Georgia Knox

10 Things I Love About You

Bachelor of Design Publication Social Design

A Strength Based Perspective of ADHD

I caught the name Gigi when it wasn’t trendy, I hated it, but it stuck, and now I’m grateful it did.
I do believe that passion makes moves in a career path, I’ve got passion and cannot wait to build on my career. Some of my personal passions include editorial style marketing and publication design. Vogue was my first love, specifically the editor’s note and job descriptions on the first page. I also believe design to be the orchestrator of the modern world, hence my choice to follow paths that could push my creative boundaries. I love to learn on jobs, it is when I do my best work. Creating a publication as the final project of my degree created a safe space to learn more about myself as a designer and creative, while also offering my design practice a chance to curate my old and newfound knowledge into a passion fuelled, visual documentation of my professional and personal journey as an ADHD designer.

The implications of neurodiversity are not slept upon, in fact, we often hear about designers and creatives with dyslexia and/or autism. But are the positive attributes of those with ADHD overlooked? Where do we fit in the realm of design? Neurological difference is a fundamental part of creative communities.

The inspiration behind this publication originally grew from the exhaustion of masking ADHD tendencies in my academic and work life. There was a clear split between my pride in the disorder at home and with friends, and the anxiety I felt when handing in work or starting a new job in case my disorder had slipped through said mask. As a graduating design student diagnosed with ADHD, I feel a strong motivation to ensure these fundamental parts make their way into mainstream society empowered rather than shamed. My intended audience was addressed directly within my publication, via four personalised letters titled; Dear Parents & Teachers, Dear Society, Dear Future Employer, and Dear Myself.

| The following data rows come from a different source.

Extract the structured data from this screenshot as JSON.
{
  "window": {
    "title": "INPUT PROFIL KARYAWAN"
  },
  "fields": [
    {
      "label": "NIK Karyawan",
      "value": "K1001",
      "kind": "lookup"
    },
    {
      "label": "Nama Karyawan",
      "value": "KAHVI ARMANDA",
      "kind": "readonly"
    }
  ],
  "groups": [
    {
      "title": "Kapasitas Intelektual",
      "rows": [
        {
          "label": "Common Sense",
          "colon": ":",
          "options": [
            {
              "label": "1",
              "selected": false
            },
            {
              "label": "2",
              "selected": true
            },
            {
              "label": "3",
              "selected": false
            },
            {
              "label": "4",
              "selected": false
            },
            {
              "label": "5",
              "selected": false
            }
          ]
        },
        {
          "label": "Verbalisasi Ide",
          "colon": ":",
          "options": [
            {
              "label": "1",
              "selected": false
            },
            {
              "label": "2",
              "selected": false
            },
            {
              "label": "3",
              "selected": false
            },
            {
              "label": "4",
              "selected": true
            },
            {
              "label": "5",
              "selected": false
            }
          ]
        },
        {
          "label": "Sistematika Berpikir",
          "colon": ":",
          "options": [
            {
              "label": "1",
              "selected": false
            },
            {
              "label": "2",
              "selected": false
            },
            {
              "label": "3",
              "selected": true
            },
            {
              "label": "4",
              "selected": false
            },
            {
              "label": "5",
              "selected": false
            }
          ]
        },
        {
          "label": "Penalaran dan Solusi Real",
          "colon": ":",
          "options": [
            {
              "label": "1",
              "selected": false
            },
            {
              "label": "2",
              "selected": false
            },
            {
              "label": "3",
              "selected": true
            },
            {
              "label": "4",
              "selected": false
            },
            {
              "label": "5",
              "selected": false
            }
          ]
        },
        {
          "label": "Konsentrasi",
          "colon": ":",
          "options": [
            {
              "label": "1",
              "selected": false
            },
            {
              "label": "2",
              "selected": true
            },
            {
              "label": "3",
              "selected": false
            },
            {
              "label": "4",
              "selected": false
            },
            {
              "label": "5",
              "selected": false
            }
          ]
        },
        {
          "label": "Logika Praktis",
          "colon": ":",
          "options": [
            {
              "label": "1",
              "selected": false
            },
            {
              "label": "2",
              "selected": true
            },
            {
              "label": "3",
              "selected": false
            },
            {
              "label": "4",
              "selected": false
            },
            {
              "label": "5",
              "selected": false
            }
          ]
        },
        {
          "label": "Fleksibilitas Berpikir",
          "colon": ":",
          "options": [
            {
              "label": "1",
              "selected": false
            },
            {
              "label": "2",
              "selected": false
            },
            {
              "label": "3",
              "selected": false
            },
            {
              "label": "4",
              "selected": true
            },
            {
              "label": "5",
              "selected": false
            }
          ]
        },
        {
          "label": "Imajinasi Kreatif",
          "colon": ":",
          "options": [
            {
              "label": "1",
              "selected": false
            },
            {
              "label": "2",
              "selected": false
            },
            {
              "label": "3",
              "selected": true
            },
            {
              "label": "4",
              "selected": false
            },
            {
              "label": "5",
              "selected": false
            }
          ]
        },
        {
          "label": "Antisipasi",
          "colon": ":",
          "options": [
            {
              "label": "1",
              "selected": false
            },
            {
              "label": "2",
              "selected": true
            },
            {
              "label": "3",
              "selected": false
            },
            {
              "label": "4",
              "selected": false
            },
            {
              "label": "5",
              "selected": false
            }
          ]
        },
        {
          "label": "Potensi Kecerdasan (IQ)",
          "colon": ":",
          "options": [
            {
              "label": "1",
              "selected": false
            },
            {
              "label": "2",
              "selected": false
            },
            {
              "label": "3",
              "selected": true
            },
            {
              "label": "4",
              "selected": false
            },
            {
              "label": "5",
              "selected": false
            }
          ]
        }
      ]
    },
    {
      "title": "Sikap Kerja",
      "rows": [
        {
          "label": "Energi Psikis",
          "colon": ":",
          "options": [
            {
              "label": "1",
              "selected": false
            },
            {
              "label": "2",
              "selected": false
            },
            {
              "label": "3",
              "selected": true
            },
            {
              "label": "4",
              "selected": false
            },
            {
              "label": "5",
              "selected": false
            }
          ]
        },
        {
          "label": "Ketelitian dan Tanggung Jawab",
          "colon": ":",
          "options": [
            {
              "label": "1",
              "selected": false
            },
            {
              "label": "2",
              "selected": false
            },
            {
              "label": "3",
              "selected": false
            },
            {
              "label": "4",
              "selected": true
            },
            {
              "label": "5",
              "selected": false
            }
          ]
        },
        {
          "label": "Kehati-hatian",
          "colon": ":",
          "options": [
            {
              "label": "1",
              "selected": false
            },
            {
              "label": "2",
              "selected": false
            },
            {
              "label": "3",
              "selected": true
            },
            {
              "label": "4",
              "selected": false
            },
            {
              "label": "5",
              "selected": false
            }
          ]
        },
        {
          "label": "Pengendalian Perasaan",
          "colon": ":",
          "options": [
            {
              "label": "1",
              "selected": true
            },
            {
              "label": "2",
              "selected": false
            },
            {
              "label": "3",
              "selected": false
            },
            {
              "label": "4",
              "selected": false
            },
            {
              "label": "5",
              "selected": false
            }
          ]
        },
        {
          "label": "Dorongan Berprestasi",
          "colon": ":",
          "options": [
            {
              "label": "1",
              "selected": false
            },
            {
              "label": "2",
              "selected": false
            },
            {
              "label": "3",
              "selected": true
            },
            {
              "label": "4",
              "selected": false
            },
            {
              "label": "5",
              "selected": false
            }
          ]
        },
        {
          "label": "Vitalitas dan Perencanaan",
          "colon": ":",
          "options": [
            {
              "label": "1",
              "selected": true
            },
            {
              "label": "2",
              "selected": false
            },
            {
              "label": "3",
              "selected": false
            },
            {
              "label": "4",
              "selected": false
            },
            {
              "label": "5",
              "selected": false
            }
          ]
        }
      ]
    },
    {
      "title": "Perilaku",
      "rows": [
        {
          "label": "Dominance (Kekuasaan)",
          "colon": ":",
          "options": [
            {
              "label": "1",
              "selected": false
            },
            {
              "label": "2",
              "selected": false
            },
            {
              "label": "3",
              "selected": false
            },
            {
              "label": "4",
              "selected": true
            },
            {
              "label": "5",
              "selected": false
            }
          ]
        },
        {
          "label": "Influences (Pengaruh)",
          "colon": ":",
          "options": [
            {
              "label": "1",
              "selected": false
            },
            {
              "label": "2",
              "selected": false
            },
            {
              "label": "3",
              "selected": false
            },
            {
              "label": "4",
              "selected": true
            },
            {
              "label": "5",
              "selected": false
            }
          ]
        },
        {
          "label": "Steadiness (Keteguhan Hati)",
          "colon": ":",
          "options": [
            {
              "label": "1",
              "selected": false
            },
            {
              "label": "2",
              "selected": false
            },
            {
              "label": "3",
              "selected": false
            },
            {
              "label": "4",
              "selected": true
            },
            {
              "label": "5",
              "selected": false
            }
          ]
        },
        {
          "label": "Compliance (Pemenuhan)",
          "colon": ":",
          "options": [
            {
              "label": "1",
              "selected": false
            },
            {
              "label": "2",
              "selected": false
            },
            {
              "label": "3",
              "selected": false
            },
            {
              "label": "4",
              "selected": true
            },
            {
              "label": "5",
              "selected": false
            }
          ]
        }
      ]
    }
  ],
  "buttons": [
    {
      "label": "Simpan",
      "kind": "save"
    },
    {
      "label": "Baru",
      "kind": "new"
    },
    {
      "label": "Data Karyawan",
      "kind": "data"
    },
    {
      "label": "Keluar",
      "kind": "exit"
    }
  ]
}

‘10 Things I Love About You’ documents relevant research and stories of ADHD, while also acting as my own, refined, diary. Inspired by the visual form of a ‘coffee table book’, my personal experiences and opinions are narrated though all of my own illustrations, imagery, and text. The publication highlights a strength-based perspective of attention deficit hyperactivity disorder. I knew that if the title of my book was to be ‘10 Things I Love About You’, I had to include the word ‘hate’, though crossed out by ‘love’. This decision was due to my intention to challenge the symptoms of ADHD we may not like, or are stereotyped as negative, and instead reflect them in a positive light.

Besides, an entire world striving for perfection is utterly uninteresting.

Having a fun, conversational tone throughout the project was also very important to convey the chatty, crazy, excitable behaviour ADHD individuals are often known to exhibit. While this was communicated via my written text, I chose to reflect my ‘continually distracted’ mind state through my design decisions on the use of colour, texture, layout, and dynamic layouts of text and imagery. This meant letting go of many of my self-trained creative restraints and indulging in my terrible working memory, by carrying out all the design decisions I could effectively execute before I became preoccupied with the next. Letting go of these limitations formed to protect my work from ADHD symptoms, and instead allowing them to carry my work, welcomed an aura of beautiful chaos into my usual highly organized design process.

This project concludes fifteen years of education, reflecting a full circle of personal reflection and realisation. I believe that there was no better way I could represent who I am and what I have learnt over those years, than curating a final project about the very mountains I have been silently overcoming.